Her daughter, Barbara Morgan, remembers her mother as a woman who was enchanted with Kingston and who took on the job of heritage preservation at a time when it was not fashionable. Sixty years ago, the ethos of Kingston was not to protect old buildings but to tear them down and build new in the name of progress. Some people took issue with what they saw as an outsider coming in to tell them what they should be doing with their buildings, but her mother was undeterred, Morgan said.
Angus was also a driving force behind the establishment of Local Architectural Conservation Advisory Committees across Ontario.
"When she wanted something done, it got done," Morgan recalled.

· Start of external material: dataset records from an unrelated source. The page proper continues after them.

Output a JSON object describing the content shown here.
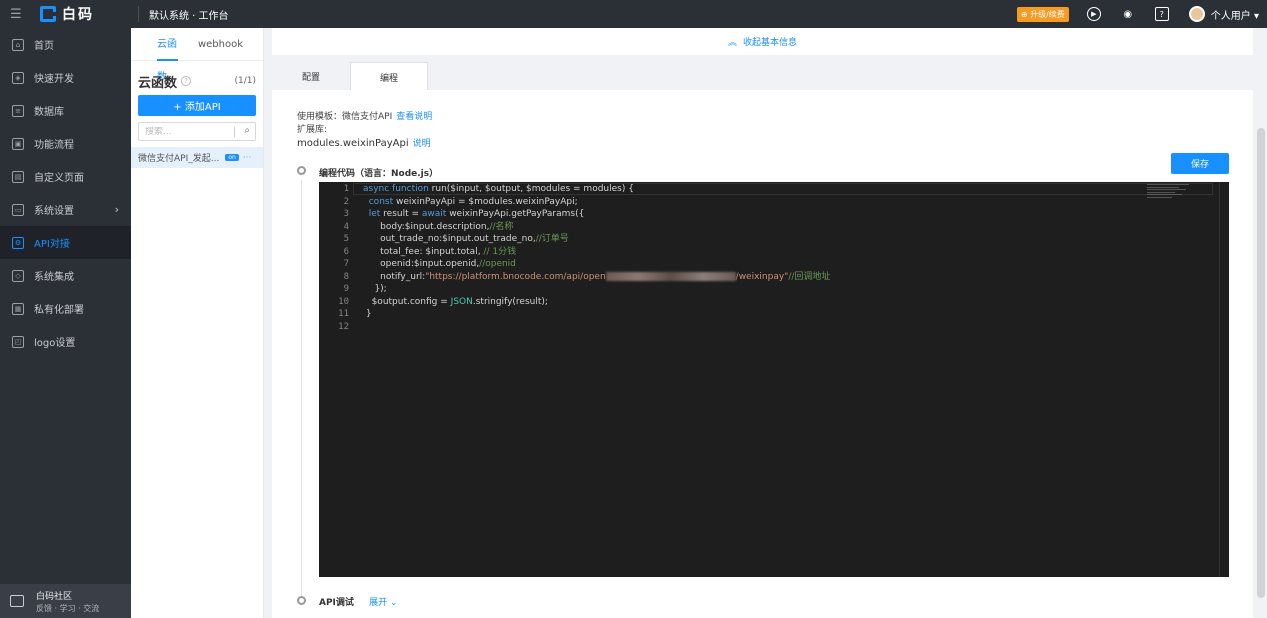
{
  "topbar": {
    "brand": "白码",
    "system_title": "默认系统 · 工作台",
    "upgrade_badge": "升级/续费",
    "user_name": "个人用户"
  },
  "sidebar": {
    "items": [
      {
        "label": "首页",
        "icon": "home-icon"
      },
      {
        "label": "快速开发",
        "icon": "cube-icon"
      },
      {
        "label": "数据库",
        "icon": "database-icon"
      },
      {
        "label": "功能流程",
        "icon": "flow-icon"
      },
      {
        "label": "自定义页面",
        "icon": "page-icon"
      },
      {
        "label": "系统设置",
        "icon": "monitor-icon"
      },
      {
        "label": "API对接",
        "icon": "api-icon"
      },
      {
        "label": "系统集成",
        "icon": "layers-icon"
      },
      {
        "label": "私有化部署",
        "icon": "deploy-icon"
      },
      {
        "label": "logo设置",
        "icon": "logo-icon"
      }
    ],
    "active_index": 6,
    "community": {
      "title": "白码社区",
      "subtitle": "反馈 · 学习 · 交流"
    }
  },
  "function_panel": {
    "tabs": [
      "云函数",
      "webhook"
    ],
    "active_tab": 0,
    "title": "云函数",
    "count": "(1/1)",
    "add_button": "+ 添加API",
    "search_placeholder": "搜索...",
    "items": [
      {
        "label": "微信支付API_发起...",
        "badge": "on"
      }
    ]
  },
  "main": {
    "collapse_label": "收起基本信息",
    "tabs": [
      "配置",
      "编程"
    ],
    "active_tab": 1,
    "template_label": "使用模板：微信支付API",
    "template_link": "查看说明",
    "ext_label": "扩展库:",
    "module_name": "modules.weixinPayApi",
    "module_link": "说明",
    "code_section_label": "编程代码（语言：Node.js）",
    "save_button": "保存",
    "api_debug_label": "API调试",
    "api_debug_toggle": "展开"
  },
  "editor": {
    "line_numbers": [
      "1",
      "2",
      "3",
      "4",
      "5",
      "6",
      "7",
      "8",
      "9",
      "10",
      "11",
      "12"
    ]
  }
}
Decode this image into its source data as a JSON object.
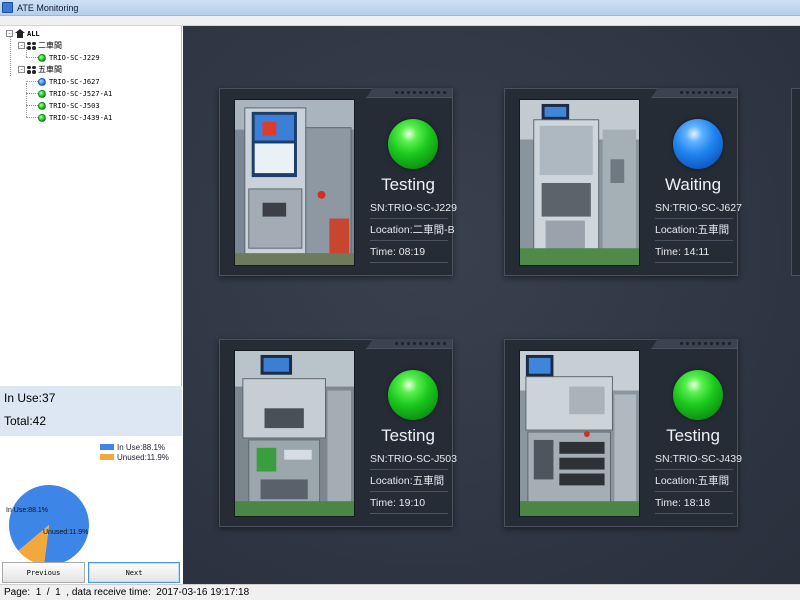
{
  "window": {
    "title": "ATE Monitoring"
  },
  "tree": {
    "root": {
      "label": "ALL",
      "expander": "-"
    },
    "groups": [
      {
        "label": "二車間",
        "expander": "-",
        "items": [
          {
            "label": "TRIO-SC-J229",
            "status_color": "green"
          }
        ]
      },
      {
        "label": "五車間",
        "expander": "-",
        "items": [
          {
            "label": "TRIO-SC-J627",
            "status_color": "blue"
          },
          {
            "label": "TRIO-SC-J527-A1",
            "status_color": "green"
          },
          {
            "label": "TRIO-SC-J503",
            "status_color": "green"
          },
          {
            "label": "TRIO-SC-J439-A1",
            "status_color": "green"
          }
        ]
      }
    ]
  },
  "stats": {
    "in_use": "In Use:37",
    "total": "Total:42"
  },
  "chart_data": {
    "type": "pie",
    "categories": [
      "In Use",
      "Unused"
    ],
    "values": [
      88.1,
      11.9
    ],
    "colors": [
      "#3d86e8",
      "#f2a83a"
    ],
    "legend": [
      "In Use:88.1%",
      "Unused:11.9%"
    ],
    "slice_labels": [
      "In Use:88.1%",
      "Unused:11.9%"
    ],
    "legend_position": "top-right"
  },
  "buttons": {
    "previous": "Previous",
    "next": "Next"
  },
  "statusbar": {
    "text": "Page:  1  /  1  , data receive time:  2017-03-16 19:17:18"
  },
  "colors": {
    "testing": "#1bc91e",
    "waiting": "#1f84ef",
    "dashboard_bg": "#2f3644"
  },
  "cards": [
    {
      "status": "Testing",
      "orb": "green",
      "sn": "SN:TRIO-SC-J229",
      "location": "Location:二車間-B",
      "time": "Time: 08:19"
    },
    {
      "status": "Waiting",
      "orb": "blue",
      "sn": "SN:TRIO-SC-J627",
      "location": "Location:五車間",
      "time": "Time: 14:11"
    },
    {
      "status": "Testing",
      "orb": "green",
      "sn": "SN:TRIO-SC-J503",
      "location": "Location:五車間",
      "time": "Time: 19:10"
    },
    {
      "status": "Testing",
      "orb": "green",
      "sn": "SN:TRIO-SC-J439",
      "location": "Location:五車間",
      "time": "Time: 18:18"
    }
  ]
}
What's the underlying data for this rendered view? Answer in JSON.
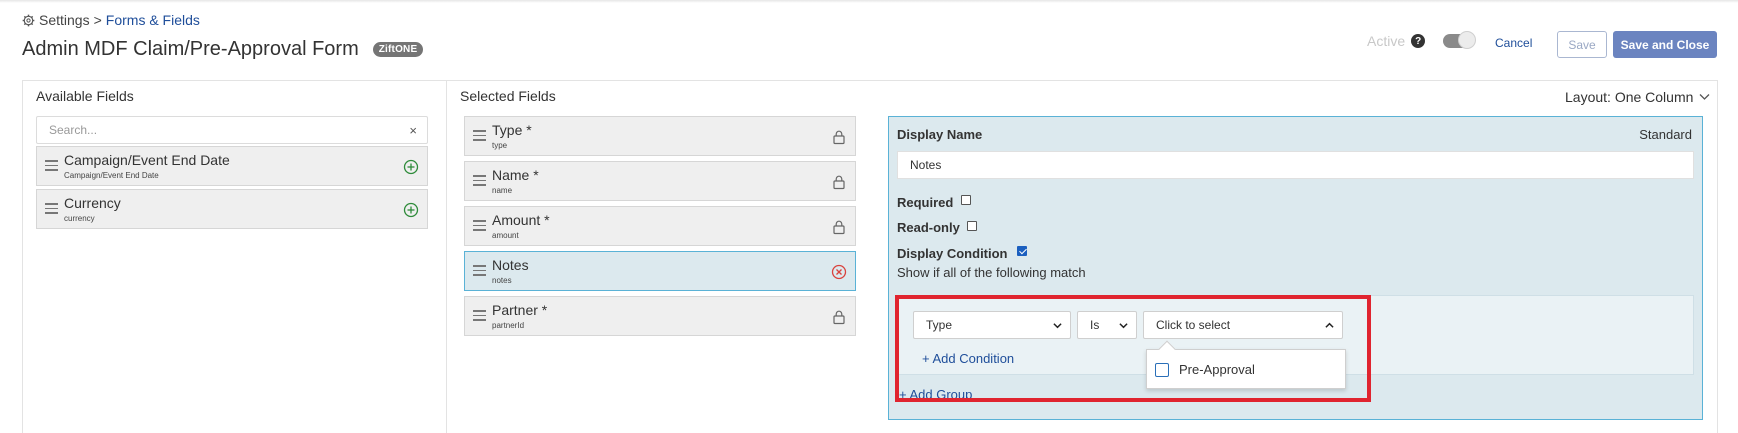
{
  "breadcrumb": {
    "root": "Settings",
    "separator": ">",
    "current": "Forms & Fields"
  },
  "page": {
    "title": "Admin MDF Claim/Pre-Approval Form",
    "badge": "ZiftONE"
  },
  "header": {
    "active_label": "Active",
    "help": "?",
    "active_toggle_on": true,
    "cancel_label": "Cancel",
    "save_label": "Save",
    "save_close_label": "Save and Close"
  },
  "available": {
    "title": "Available Fields",
    "search_placeholder": "Search...",
    "clear": "×",
    "fields": [
      {
        "label": "Campaign/Event End Date",
        "sub": "Campaign/Event End Date"
      },
      {
        "label": "Currency",
        "sub": "currency"
      }
    ]
  },
  "selected": {
    "title": "Selected Fields",
    "layout_label": "Layout: One Column",
    "fields": [
      {
        "label": "Type *",
        "sub": "type",
        "icon": "lock-icon"
      },
      {
        "label": "Name *",
        "sub": "name",
        "icon": "lock-icon"
      },
      {
        "label": "Amount *",
        "sub": "amount",
        "icon": "lock-icon"
      },
      {
        "label": "Notes",
        "sub": "notes",
        "icon": "remove-circle-icon"
      },
      {
        "label": "Partner *",
        "sub": "partnerId",
        "icon": "lock-icon"
      }
    ]
  },
  "config": {
    "display_name_label": "Display Name",
    "standard_label": "Standard",
    "display_name_value": "Notes",
    "required_label": "Required",
    "required_checked": false,
    "readonly_label": "Read-only",
    "readonly_checked": false,
    "condition_label": "Display Condition",
    "condition_checked": true,
    "show_if": "Show if all of the following match",
    "condition_field": "Type",
    "condition_operator": "Is",
    "condition_value_placeholder": "Click to select",
    "add_condition": "+ Add Condition",
    "add_group": "+ Add Group",
    "dropdown_options": [
      "Pre-Approval"
    ]
  },
  "colors": {
    "accent": "#1f4e9a",
    "primary_button": "#6b84c0",
    "panel_bg": "#dce9ee",
    "panel_border": "#5ab2d6",
    "highlight": "#e0242f",
    "add_icon": "#2e8b3a",
    "remove_icon": "#d9423d"
  }
}
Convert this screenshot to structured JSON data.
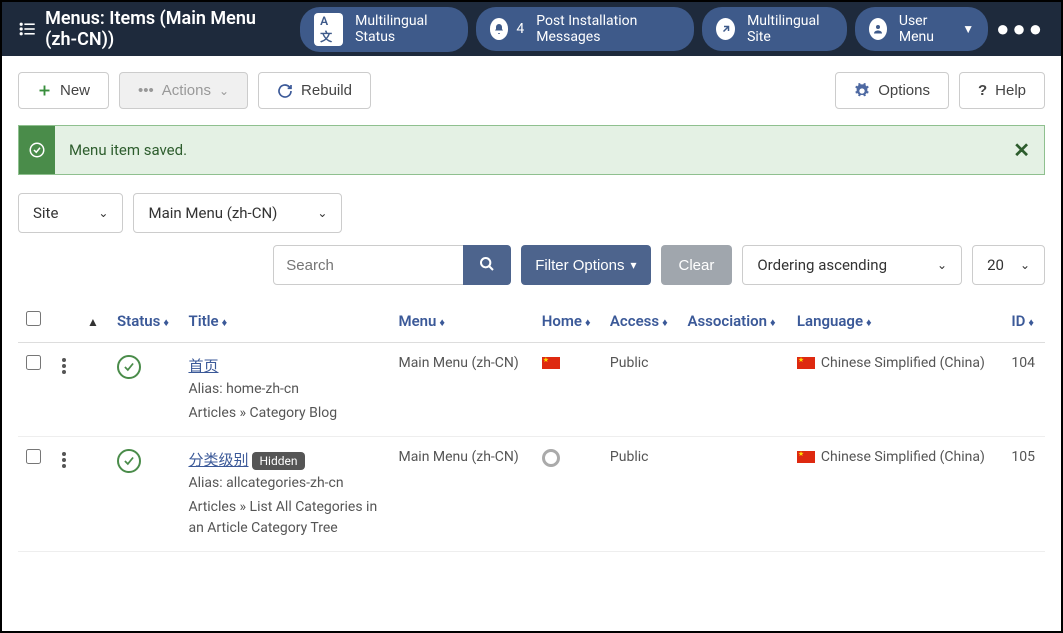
{
  "topbar": {
    "title": "Menus: Items (Main Menu (zh-CN))",
    "multilingual_status": "Multilingual Status",
    "post_install_count": "4",
    "post_install": "Post Installation Messages",
    "multilingual_site": "Multilingual Site",
    "user_menu": "User Menu"
  },
  "toolbar": {
    "new": "New",
    "actions": "Actions",
    "rebuild": "Rebuild",
    "options": "Options",
    "help": "Help"
  },
  "alert": {
    "message": "Menu item saved."
  },
  "filters": {
    "client": "Site",
    "menu": "Main Menu (zh-CN)",
    "search_placeholder": "Search",
    "filter_options": "Filter Options",
    "clear": "Clear",
    "ordering": "Ordering ascending",
    "limit": "20"
  },
  "columns": {
    "status": "Status",
    "title": "Title",
    "menu": "Menu",
    "home": "Home",
    "access": "Access",
    "association": "Association",
    "language": "Language",
    "id": "ID"
  },
  "rows": [
    {
      "title": "首页",
      "alias": "Alias: home-zh-cn",
      "path": "Articles » Category Blog",
      "hidden": false,
      "menu": "Main Menu (zh-CN)",
      "home": "flag",
      "access": "Public",
      "language": "Chinese Simplified (China)",
      "id": "104"
    },
    {
      "title": "分类级别",
      "alias": "Alias: allcategories-zh-cn",
      "path": "Articles » List All Categories in an Article Category Tree",
      "hidden": true,
      "hidden_label": "Hidden",
      "menu": "Main Menu (zh-CN)",
      "home": "radio",
      "access": "Public",
      "language": "Chinese Simplified (China)",
      "id": "105"
    }
  ]
}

Sewing was also one of her mother's passions, and that led to her collection of historical costumes, which she developed by getting to know the older women in the community. When her husband staged a play, Angus would add a line to the program appealing for anyone who had old dresses or other clothes to contact her. In return, she literally received trunks of corsets, dresses and other items that local women didn't want or that didn't fit them anymore. Many of the items have been preserved in the collection that bears her name.
Her passion for costumes led to her interest in the families who lived and raised their families in the old houses of Kingston.
Angus was a pioneer in adding a social history component to architectural history. Those who study architecture alone either discount - or are deeply suspicious of - such elements as they often exaggerate family tales that surround old buildings, despite the fact that how a building looks and works is more based on the needs of the people who own and occupy it than on purely architectural considerations.
"She was ahead of her time," said Kingston architectural historian Jennifer McKendry, who in many ways has picked up Angus's torch.
She notes that Angus's book remains one of the authoritative texts on Kingston architecture more than 40 years after it was published. Helen Finley knew Angus for decades and said her efforts not only preserved many pre-Confederation buildings in Kingston, but inspired an interest and an understanding of them among local residents.
"The thing I remember best about her was her passion about Kingston and area, and how she inspired other people to look at the buildings around them," she said.
"She really made people realize what a wonderful wealth of fabulous architecture there was in this city."
Her daughter remembers her mother giving a commencement speech after receiving an honorary law degree and as her diminutive mother peered over the podium, she instantly put an auditorium of people at ease with her self-deprecating humour.
"She said, 'If all the historians who gave convocation speeches were laid end to end, it would be good thing,' " Morgan recalled with a laugh.
"She was a great lady."
Angus earned dozens of honours and awards during her lifetime, including the Order of Canada, the Silver Jubilee Medal, Citizen of the Year, an Honorary Doctor of Laws, the Montreal Medal, the Kingston Historical Society Award and the Distinguished Service Award from Kingston General Hospital.
She was also a prolific writer. In addition to the Old Stones of Kingston, she wrote The Story of Bellevue House, The Old Stones of Queen's, Kingston City Hall, John A. Lived Here, The History of Kingston General Hospital, and countless essays and articles.
Fittingly, Angus will be laid to rest in Cataraqui Cemetery, among many of the Stones whose stories she chronicled. Visitation will be held from 2 to 5 p.m. on Monday at the James Reid downtown chapel. A funeral service will be held at St. James Anglican Church, 10 Union St. W., on Tuesday beginning at 2 p.m.
A memorial celebration will also be held at Memorial Hall in City Hall on Wednesday, Feb. 27 at 4 p.m.